ALEXIOU, H. & COUTTS, A. 2008. A comparison of methods used for quantifying internal training load in women soccer players. International Journal of Sports Physiology and Performance, 3, 320-30.

BANISTER, E. W. 1991. Modeling Elite Athletic Performance. In: MACDOUGALL, J. D., WENGER, H. A. & GREEN, H. J. (eds.) Physiological Testing of Elite Athletes. Champaign, Illinois: Human Kinetics.

BORG, G., HASSMEN, P. & LAGERSTROM, M. 1987. Percieved exertion related to heart rate and blood lactate during arm and leg exercise. European Journal of Applied Physiology and Occupational Physiology, 56, 679-685.

BRINK, M. S., NEDERHOF, E., VISSCHER, C., SCHMIKLI, S. L. & LEMMINK, K. A. 2010. Monitoring load, recovery, and performance in young elite soccer players. J Strength Cond Res, 24, 597-603.

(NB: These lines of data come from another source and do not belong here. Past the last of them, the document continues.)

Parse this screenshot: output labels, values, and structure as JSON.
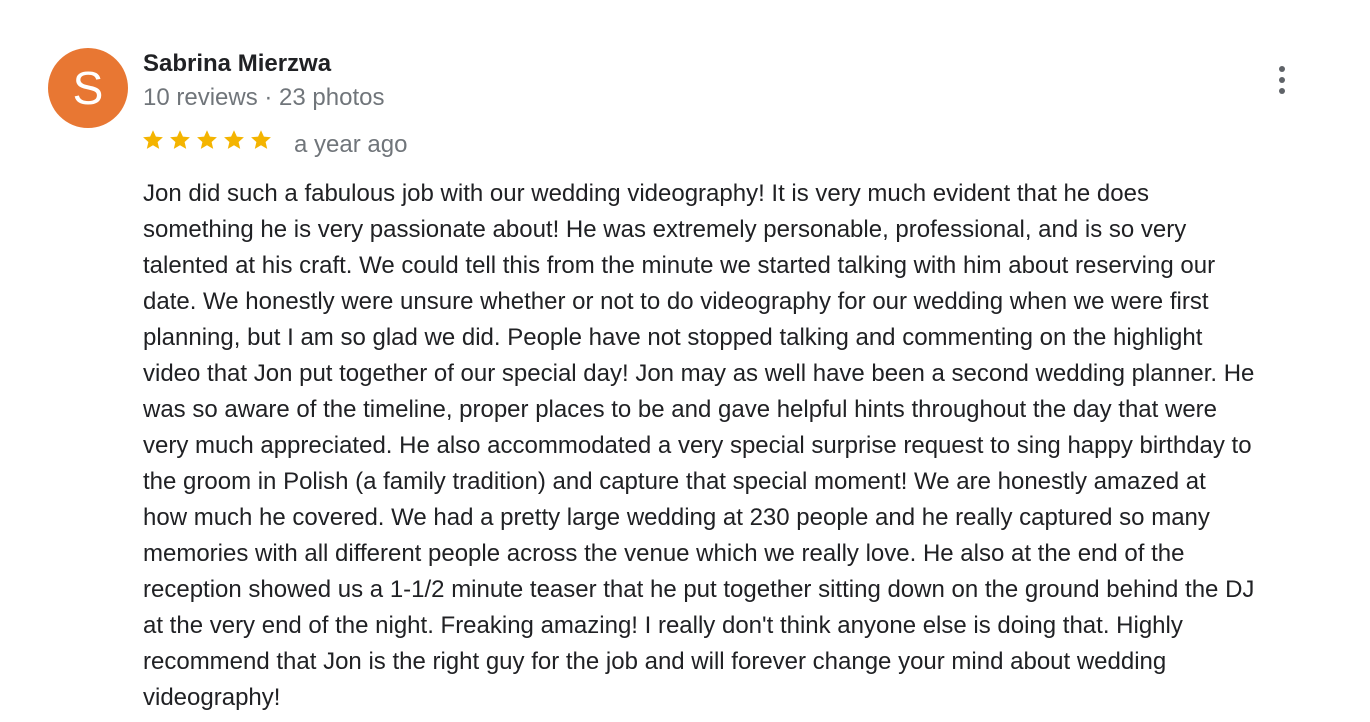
{
  "review": {
    "author": {
      "initial": "S",
      "name": "Sabrina Mierzwa",
      "meta": "10 reviews · 23 photos",
      "avatar_color": "#e87733"
    },
    "rating": 5,
    "star_color": "#f4b400",
    "date": "a year ago",
    "menu_icon": "more-vertical-icon",
    "text_lines": [
      "Jon did such a fabulous job with our wedding videography! It is very much evident that he does",
      "something he is very passionate about! He was extremely personable, professional, and is so very",
      "talented at his craft. We could tell this from the minute we started talking with him about reserving our",
      "date. We honestly were unsure whether or not to do videography for our wedding when we were first",
      "planning, but I am so glad we did. People have not stopped talking and commenting on the highlight",
      "video that Jon put together of our special day! Jon may as well have been a second wedding planner. He",
      "was so aware of the timeline, proper places to be and gave helpful hints throughout the day that were",
      "very much appreciated. He also accommodated a very special surprise request to sing happy birthday to",
      "the groom in Polish (a family tradition) and capture that special moment! We are honestly amazed at",
      "how much he covered. We had a pretty large wedding at 230 people and he really captured so many",
      "memories with all different people across the venue which we really love. He also at the end of the",
      "reception showed us a 1-1/2 minute teaser that he put together sitting down on the ground behind the DJ",
      "at the very end of the night. Freaking amazing! I really don't think anyone else is doing that. Highly",
      "recommend that Jon is the right guy for the job and will forever change your mind about wedding",
      "videography!"
    ]
  }
}
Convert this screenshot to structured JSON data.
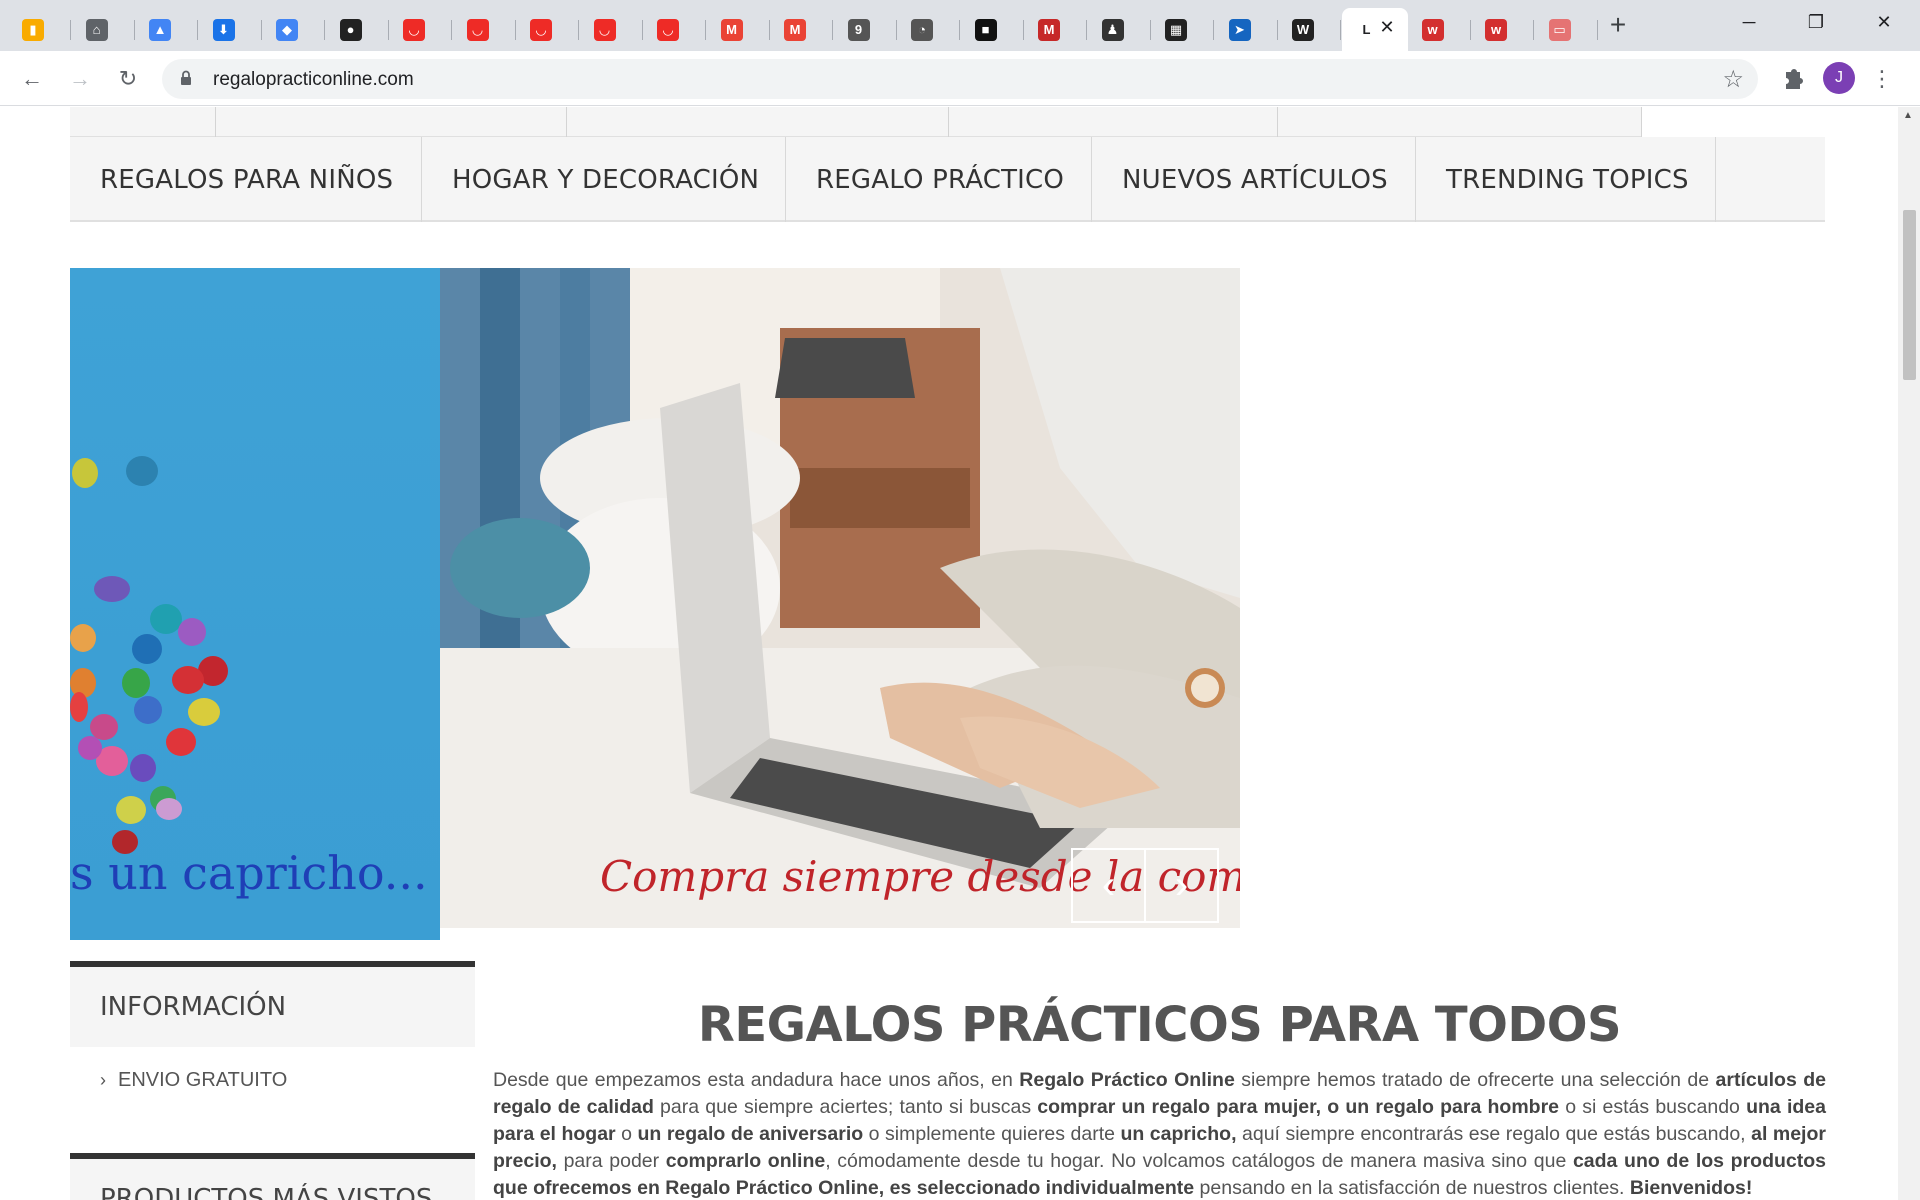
{
  "browser": {
    "tabs": [
      {
        "icon": "analytics-icon",
        "color": "#f9ab00",
        "glyph": "▮"
      },
      {
        "icon": "tab-icon-2",
        "color": "#5f6368",
        "glyph": "⌂"
      },
      {
        "icon": "google-ads-icon",
        "color": "#4285f4",
        "glyph": "▲"
      },
      {
        "icon": "download-icon",
        "color": "#1a73e8",
        "glyph": "⬇"
      },
      {
        "icon": "diamond-icon",
        "color": "#4285f4",
        "glyph": "◆"
      },
      {
        "icon": "hat-icon",
        "color": "#222222",
        "glyph": "●"
      },
      {
        "icon": "shop-icon",
        "color": "#ee2b26",
        "glyph": "◡"
      },
      {
        "icon": "shop-icon",
        "color": "#ee2b26",
        "glyph": "◡"
      },
      {
        "icon": "shop-icon",
        "color": "#ee2b26",
        "glyph": "◡"
      },
      {
        "icon": "shop-icon",
        "color": "#ee2b26",
        "glyph": "◡"
      },
      {
        "icon": "shop-icon",
        "color": "#ee2b26",
        "glyph": "◡"
      },
      {
        "icon": "gmail-icon",
        "color": "#ea4335",
        "glyph": "M"
      },
      {
        "icon": "gmail-icon",
        "color": "#ea4335",
        "glyph": "M"
      },
      {
        "icon": "badge-icon",
        "color": "#555555",
        "glyph": "9"
      },
      {
        "icon": "bird-icon",
        "color": "#555555",
        "glyph": "◔"
      },
      {
        "icon": "unsplash-icon",
        "color": "#111111",
        "glyph": "■"
      },
      {
        "icon": "brand-icon",
        "color": "#c62828",
        "glyph": "M"
      },
      {
        "icon": "figure-icon",
        "color": "#333333",
        "glyph": "♟"
      },
      {
        "icon": "film-icon",
        "color": "#222222",
        "glyph": "▦"
      },
      {
        "icon": "arrow-icon",
        "color": "#1565c0",
        "glyph": "➤"
      },
      {
        "icon": "w-icon",
        "color": "#222222",
        "glyph": "W"
      },
      {
        "icon": "active-tab-icon",
        "color": "#5f6368",
        "glyph": "L"
      },
      {
        "icon": "w-red-icon",
        "color": "#d32f2f",
        "glyph": "w"
      },
      {
        "icon": "w-circle-icon",
        "color": "#d32f2f",
        "glyph": "w"
      },
      {
        "icon": "site-icon",
        "color": "#e57373",
        "glyph": "▭"
      }
    ],
    "active_tab_letter": "L",
    "url": "regalopracticonline.com"
  },
  "nav": {
    "items": [
      "REGALOS PARA NIÑOS",
      "HOGAR Y DECORACIÓN",
      "REGALO PRÁCTICO",
      "NUEVOS ARTÍCULOS",
      "TRENDING TOPICS"
    ]
  },
  "slider": {
    "left_caption": "s un capricho...",
    "right_caption": "Compra siempre desde la comodidad",
    "prev": "‹",
    "next": "›"
  },
  "sidebar": {
    "info_title": "INFORMACIÓN",
    "info_link": "ENVIO GRATUITO",
    "popular_title": "PRODUCTOS MÁS VISTOS"
  },
  "content": {
    "title": "REGALOS PRÁCTICOS PARA TODOS",
    "p1": "Desde que empezamos esta andadura hace unos años, en ",
    "b1": "Regalo Práctico Online",
    "p2": " siempre hemos tratado de ofrecerte una selección de ",
    "b2": "artículos de regalo de calidad",
    "p3": " para que siempre aciertes; tanto si buscas ",
    "b3": "comprar un regalo para mujer,",
    "p4": "  ",
    "b4": "o un regalo para hombre",
    "p5": " o si estás buscando ",
    "b5": "una idea para el hogar",
    "p6": " o ",
    "b6": "un regalo de aniversario",
    "p7": " o simplemente quieres darte ",
    "b7": "un capricho,",
    "p8": " aquí siempre encontrarás ese regalo que estás buscando, ",
    "b8": "al mejor precio,",
    "p9": " para poder ",
    "b9": "comprarlo online",
    "p10": ", cómodamente desde tu hogar. No volcamos catálogos  de manera masiva sino que ",
    "b10": "cada uno de los productos que ofrecemos en Regalo Práctico Online, es seleccionado individualmente",
    "p11": " pensando en la satisfacción de nuestros clientes. ",
    "b11": "Bienvenidos!"
  }
}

EDWARDS, S. 1993. The heart rate monitor book, New York, Polar Electro Oy.

FOSTER, C., DAINES, E., HECTOR, L., SNYDER, A. C. & WELSH, R. 1996. Athletic performance in relation to training load. Wis Med J, 95, 370-4.

GABBETT, T. J. & DOMROW, N. 2007. Relationships between training load, injury, and fitness in sub-elite collision sport athletes. Journal of Sports Sciences, 25, 1507-1519.

IMPELLIZZERI, F. M., RAMPININI, E., COUTTS, A. J., SASSI, A. & MARCORA, S. M. 2004. Use of RPE-based training load in soccer. Med Sci Sports Exerc, 36, 1042-1047.

LUCIA, A., HOYOS, J., SANTALLA, A., EARNEST, C. & CHICHARRO, J. L. 2003. Tour de France versus Vuelta a Espana: Which is harder? Med Sci Sports Exerc, 35, 872-878.